COS 435, Spring 2006 - Problem Set 2

Due at 11am, Thursday, March 9, 2006.

Collaboration Policy

You may discuss problems with other students in the class. However, each student must write up his or her own solution to each problem independently. That is, while you may formulate the solutions to problems in collaboration with classmates, you must be able to articulate the solutions on your own.


Lateness Policy

A late penalty will be applied, unless there are extraordinary circumstances and/or prior arrangements:


Problems

Problem 1

We have discussed in class that one of the benefits of latent semantic indexing is that it reduces the dimension of the document vectors.  A much simpler way to reduce the dimension is to reduce the number of terms.  Consider the following algorithm for choosing only K terms from among the full set of index terms as representative terms for a collection of documents:

  1. Compute the document frequency of each index term. (There is no need to use the log function; just compute the basic document frequency.)
  2. Sort the index terms by document frequency and find the median.
  3. Choose K index terms that have document frequency values equal to the median, breaking ties arbitrarily.  If there are not K terms that have the median value of document frequency, choose the first K terms in increasing order by document frequency that have document frequencies equal to or larger than the median.

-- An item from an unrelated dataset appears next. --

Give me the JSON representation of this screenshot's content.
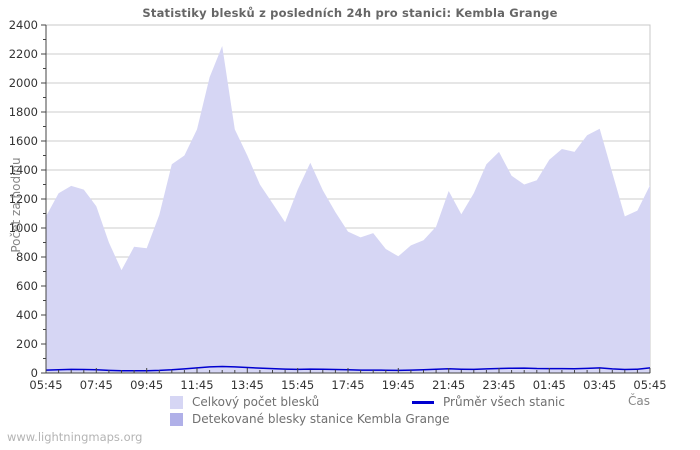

Part a. There  is an example of the latent semantic indexing calculation for a matrix of 12 terms by 9 documents in the paper "Indexing by latent semantic analysis." by Deerwester, S. et. al. whose precision-recall results we looked at in class on 2/28/06.   The original matrix is in Table 2 on page 10.  It is presented as two groups of documents (c1-c5 and m1-4).  Execute the new algorithm described above for K=2 on the same example.  (You may do this by hand or write a short program in the language of your choice. An ascii file of the 0/1 entries of the 12 rows × 9 columns matrix can be found here.) What are the two terms used?  

Part b.  Is the new algorithms successful on the example of Part a? What are you using as criteria for success?   How does the result compare
to the rank 2 latent semantic indexing representation presented in the paper?  (You will find the actual final decomposition for rank 2 LSI in the paper's Appendix and find plots of terms and documents in the 2 dimensions within the paper.  Note that the paper uses different notation than we used in class: they use X= TSDT to denote the SVD and we used D=KSP, "D" playing a different role in our notation. )

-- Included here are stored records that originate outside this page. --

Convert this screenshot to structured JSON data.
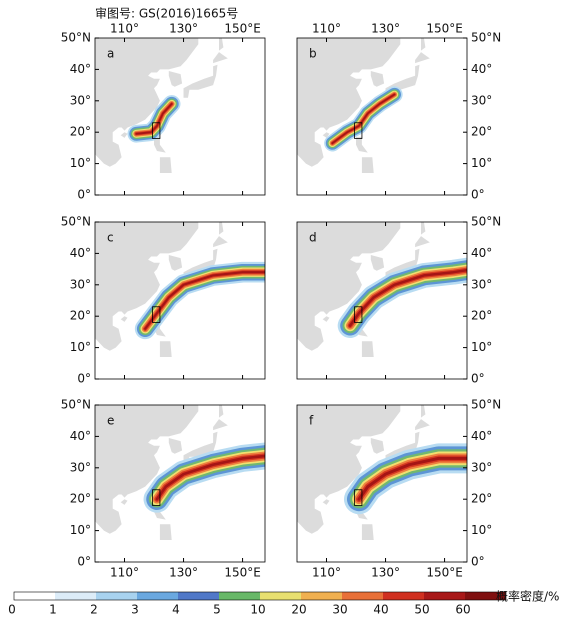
{
  "header": {
    "approval_number": "审图号: GS(2016)1665号"
  },
  "panels": [
    {
      "label": "a"
    },
    {
      "label": "b"
    },
    {
      "label": "c"
    },
    {
      "label": "d"
    },
    {
      "label": "e"
    },
    {
      "label": "f"
    }
  ],
  "lat_ticks": [
    "0°",
    "10°",
    "20°",
    "30°",
    "40°",
    "50°N"
  ],
  "lon_ticks": [
    "110°",
    "130°",
    "150°E"
  ],
  "colorbar": {
    "labels": [
      "0",
      "1",
      "2",
      "3",
      "4",
      "5",
      "10",
      "20",
      "30",
      "40",
      "50",
      "60"
    ],
    "title": "概率密度/%"
  }
}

Part c.  What characteristics should a collection of document have to have the best results from using only a subset of the index terms as described above?  Are certain values of K better than others?

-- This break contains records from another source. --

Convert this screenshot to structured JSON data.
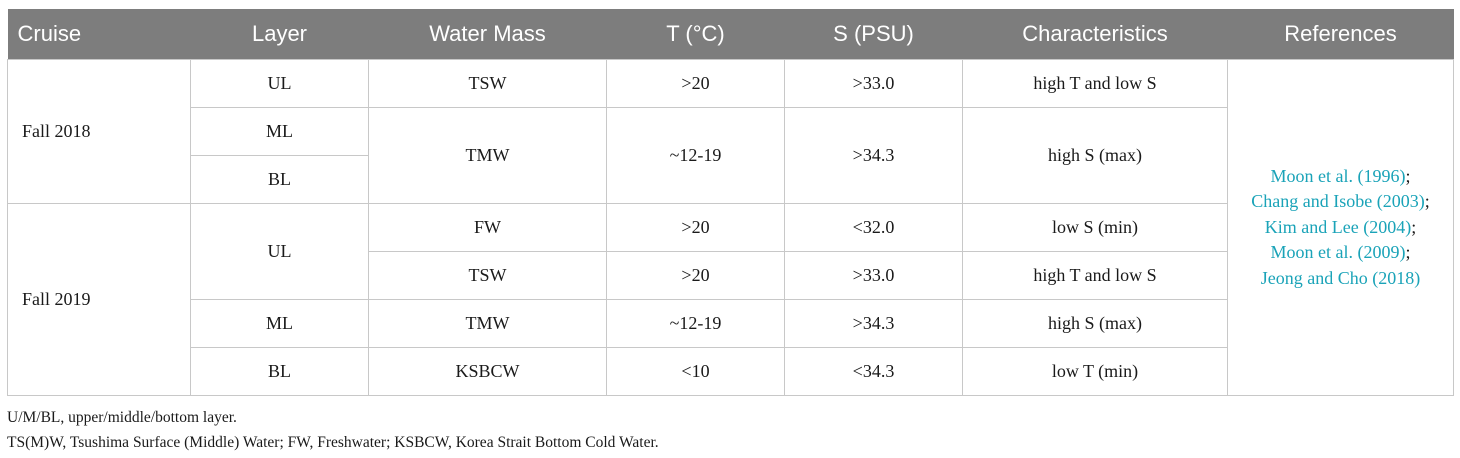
{
  "table": {
    "headers": [
      "Cruise",
      "Layer",
      "Water Mass",
      "T (°C)",
      "S (PSU)",
      "Characteristics",
      "References"
    ],
    "cruises": [
      "Fall 2018",
      "Fall 2019"
    ],
    "rows": {
      "r1": {
        "layer": "UL",
        "water_mass": "TSW",
        "t": ">20",
        "s": ">33.0",
        "char": "high T and low S"
      },
      "r2": {
        "layer": "ML",
        "water_mass": "TMW",
        "t": "~12-19",
        "s": ">34.3",
        "char": "high S (max)"
      },
      "r3": {
        "layer": "BL"
      },
      "r4": {
        "layer": "UL",
        "water_mass": "FW",
        "t": ">20",
        "s": "<32.0",
        "char": "low S (min)"
      },
      "r5": {
        "water_mass": "TSW",
        "t": ">20",
        "s": ">33.0",
        "char": "high T and low S"
      },
      "r6": {
        "layer": "ML",
        "water_mass": "TMW",
        "t": "~12-19",
        "s": ">34.3",
        "char": "high S (max)"
      },
      "r7": {
        "layer": "BL",
        "water_mass": "KSBCW",
        "t": "<10",
        "s": "<34.3",
        "char": "low T (min)"
      }
    },
    "references": [
      {
        "text": "Moon et al. (1996)",
        "punct": ";"
      },
      {
        "text": "Chang and Isobe (2003)",
        "punct": ";"
      },
      {
        "text": "Kim and Lee (2004)",
        "punct": ";"
      },
      {
        "text": "Moon et al. (2009)",
        "punct": ";"
      },
      {
        "text": "Jeong and Cho (2018)",
        "punct": ""
      }
    ]
  },
  "notes": [
    "U/M/BL, upper/middle/bottom layer.",
    "TS(M)W, Tsushima Surface (Middle) Water; FW, Freshwater; KSBCW, Korea Strait Bottom Cold Water."
  ],
  "colors": {
    "header_bg": "#7d7d7d",
    "header_text": "#ffffff",
    "reference_link": "#1aa3b8",
    "grid": "#c8c8c8"
  }
}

Problem 2 What is the computational cost (running-time) of doing a comparison of a query to all documents after latent semantic indexing has been used to express the term-document matrix D in terms of matricies Ks, Ss, and Ps for the rank-s approximation  (using our class notation)? Do not include the preprocessing cost to find matrices Ks, Ss, and Ds. You should list each step of the computation to compare a query expressed as a vector of weights for t index terms to all N documents. Your analysis should be in terms of t, N, and the reduced rank s after latent semantic indexing as been applied.


Problem 3
Consider a hybrid query denoted (t1, t2, ... tk, MUST(s1, s2, ... sm)), where t1, ... tk and s1, ... sm are index terms. The semantics of this query is that only documents containing all terms s1, s2, .. sm are considered matches to the query. These matching documents are ranked by considering the index terms t1, ..., tk and using a tf.idf ranking. Note that if one wishes to use a term both for filtering and for ranking, the term must be listed among the si and the tj, respectively.